Streitfall: Die Klägerin erhob
 am 22.12.2011 Klage gegen ihre Steuerfestsetzung; die Steuer hatte sie bereits
 bezahlt. Auf Antrag der Klägerin gewährte das Finanzgericht im Mai 2014
 Aussetzung der Vollziehung (AdV), so dass das Finanzamt im Mai 2014 die Steuer
 an die Klägerin erstattete. Auf Beschwerde des Finanzamts hob der
 Bundesfinanzhof (BFH) den AdV-Beschluss aber auf, so dass die Klägerin die
 Steuer am 24.12.2014 wieder an das Finanzamt bezahlte. Nachdem das
 Bundesverfassungsgericht (BVerfG) die Norm, auf der die Steuerfestsetzung
 beruhte, für verfassungswidrig erklärt hatte, zahlte das Finanzamt am 19.6.2017
 die Steuer erneut an die Klägerin zurück. Das Finanzamt setzte zugunsten der
 Klägerin Prozesszinsen fest, und zwar für den Zeitraum vom 22.12.2011 bis zum
 19.6.2017 abzüglich der Zeitspanne vom 19.5.2014 bis zum 24.12.2014, in der der
 Klägerin die Steuer aufgrund des AdV-Beschlusses des FG vorübergehend erstattet
 worden war. Die Klägerin machte Prozesszinsen auch für den Zeitraum vom
 19.5.2014 bis zum 24.12.2014 geltend. 
Entscheidung: Der
 Bundesfinanzhof (BFH) wies die Klage ab: 
-  Die Verzinsung kommt nur für den Zeitraum in Betracht, in dem 
 die Klägerin die Steuer bezahlt hat und über das Geld nicht verfügen konnte.

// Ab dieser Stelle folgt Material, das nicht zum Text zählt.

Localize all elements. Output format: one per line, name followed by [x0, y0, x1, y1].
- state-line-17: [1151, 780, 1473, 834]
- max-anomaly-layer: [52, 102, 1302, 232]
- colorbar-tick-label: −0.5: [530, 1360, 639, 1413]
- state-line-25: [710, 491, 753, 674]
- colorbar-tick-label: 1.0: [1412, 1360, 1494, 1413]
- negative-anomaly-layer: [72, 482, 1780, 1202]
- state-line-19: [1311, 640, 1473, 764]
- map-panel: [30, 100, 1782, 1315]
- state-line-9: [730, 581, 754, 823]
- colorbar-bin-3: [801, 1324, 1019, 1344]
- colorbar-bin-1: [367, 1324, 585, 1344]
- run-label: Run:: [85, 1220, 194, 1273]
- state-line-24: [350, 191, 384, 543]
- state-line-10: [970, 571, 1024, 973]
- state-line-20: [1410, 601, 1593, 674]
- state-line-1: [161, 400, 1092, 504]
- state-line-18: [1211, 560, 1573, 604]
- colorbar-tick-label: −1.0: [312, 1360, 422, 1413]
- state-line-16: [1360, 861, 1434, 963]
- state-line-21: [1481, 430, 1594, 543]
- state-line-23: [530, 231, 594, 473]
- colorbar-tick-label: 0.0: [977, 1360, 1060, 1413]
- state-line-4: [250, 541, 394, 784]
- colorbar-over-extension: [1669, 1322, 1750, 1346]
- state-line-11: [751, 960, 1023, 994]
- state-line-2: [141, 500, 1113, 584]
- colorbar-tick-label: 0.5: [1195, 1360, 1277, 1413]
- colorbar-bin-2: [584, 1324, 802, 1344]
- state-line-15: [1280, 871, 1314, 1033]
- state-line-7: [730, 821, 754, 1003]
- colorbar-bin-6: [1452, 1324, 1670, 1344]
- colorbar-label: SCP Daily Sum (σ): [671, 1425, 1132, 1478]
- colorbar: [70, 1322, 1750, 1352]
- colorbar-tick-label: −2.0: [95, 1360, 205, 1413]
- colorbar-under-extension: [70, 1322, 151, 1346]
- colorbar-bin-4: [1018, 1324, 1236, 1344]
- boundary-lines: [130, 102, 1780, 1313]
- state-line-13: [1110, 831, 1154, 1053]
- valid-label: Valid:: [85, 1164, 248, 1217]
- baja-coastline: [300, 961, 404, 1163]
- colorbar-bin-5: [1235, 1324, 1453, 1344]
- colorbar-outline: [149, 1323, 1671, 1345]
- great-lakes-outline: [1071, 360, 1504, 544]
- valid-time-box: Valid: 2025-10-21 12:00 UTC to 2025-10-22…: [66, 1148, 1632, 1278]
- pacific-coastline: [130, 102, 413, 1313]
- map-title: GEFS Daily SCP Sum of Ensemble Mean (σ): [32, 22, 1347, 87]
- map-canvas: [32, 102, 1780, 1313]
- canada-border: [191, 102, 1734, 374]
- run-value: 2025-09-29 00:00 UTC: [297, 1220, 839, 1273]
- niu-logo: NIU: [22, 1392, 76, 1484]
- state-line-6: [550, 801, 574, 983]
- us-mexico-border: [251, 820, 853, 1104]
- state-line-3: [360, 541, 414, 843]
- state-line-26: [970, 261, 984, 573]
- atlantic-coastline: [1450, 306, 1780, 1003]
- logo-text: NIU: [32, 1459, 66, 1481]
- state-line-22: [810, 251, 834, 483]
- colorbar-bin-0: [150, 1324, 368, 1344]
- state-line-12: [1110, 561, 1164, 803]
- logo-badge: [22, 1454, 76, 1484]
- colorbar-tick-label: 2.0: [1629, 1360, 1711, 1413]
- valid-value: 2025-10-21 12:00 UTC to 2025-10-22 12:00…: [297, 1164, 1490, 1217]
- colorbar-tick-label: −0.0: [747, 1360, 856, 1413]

-  Eine Verzinsung für einen Zeitraum, in dem die Steuer aufgrund 
 einer gewährten AdV vom Finanzamt an die Klägerin zurückgezahlt worden ist,
 scheidet aus. Denn in diesem Zeitraum konnte die Klägerin über das Geld
 verfügen, so dass eine Verzinsung zu ihren Gunsten zu einer Überkompensation
 führen würde.
-  Zwar konnte die Klägerin das Geld im Zeitraum vom 19.5.2014 
 bis zum 24.12.2014 nicht langfristig anlegen, weil sie damit rechnen musste,
 die Steuer nach Abschluss des Klageverfahrens wieder an das Finanzamt zu
 zahlen. Dies rechtfertigt aber nicht, für diesen Zeitraum Prozesszinsen zu
 gewähren.
-  Der erste Verzinsungszeitraum begann am 22.12.2011, da die 
 Klägerin an diesem Tag die Klage erhoben und die Steuer bezahlt hatte, und
 endete am 19.6.2017, als das Finanzamt die Steuer aufgrund des AdV-Beschlusses
 zurückzahlte. Der zweite Verzinsungszeitraum begann am 24.12.2014, nachdem der
 Kläger aufgrund der Aufhebung des AdV-Beschlusses durch den BFH die Steuer
 erneut bezahlt hatte, und endete am 19.6.2017 mit der endgültigen Erstattung
 der Steuer an den Kläger. Insgesamt beträgt der Verzinsungszeitraum 58 Monate,
 da angefangene Monate außer Ansatz bleiben.
Hinweise: Da der
 Verzinsungszeitraum in zwei Teile aufgespalten wird, bleiben zweimal
 angefangene Monate außer Ansatz. Dieser Nachteil ist vom Kläger hinzunehmen,
 weil die Verzinsungsregelung pauschal ist. 
Durch die Verzinsung werden Folgenbeseitigungs- oder
 Schadensersatzansprüche des Klägers nicht ausgeschlossen. Der Kläger könnte
 also, soweit er einen weitergehenden Schaden erlitten hat, einen
 Amtshaftungsanspruch geltend machen. Hierfür wäre dann aber das Landgericht
 zuständig und nicht die Finanzgerichtsbarkeit.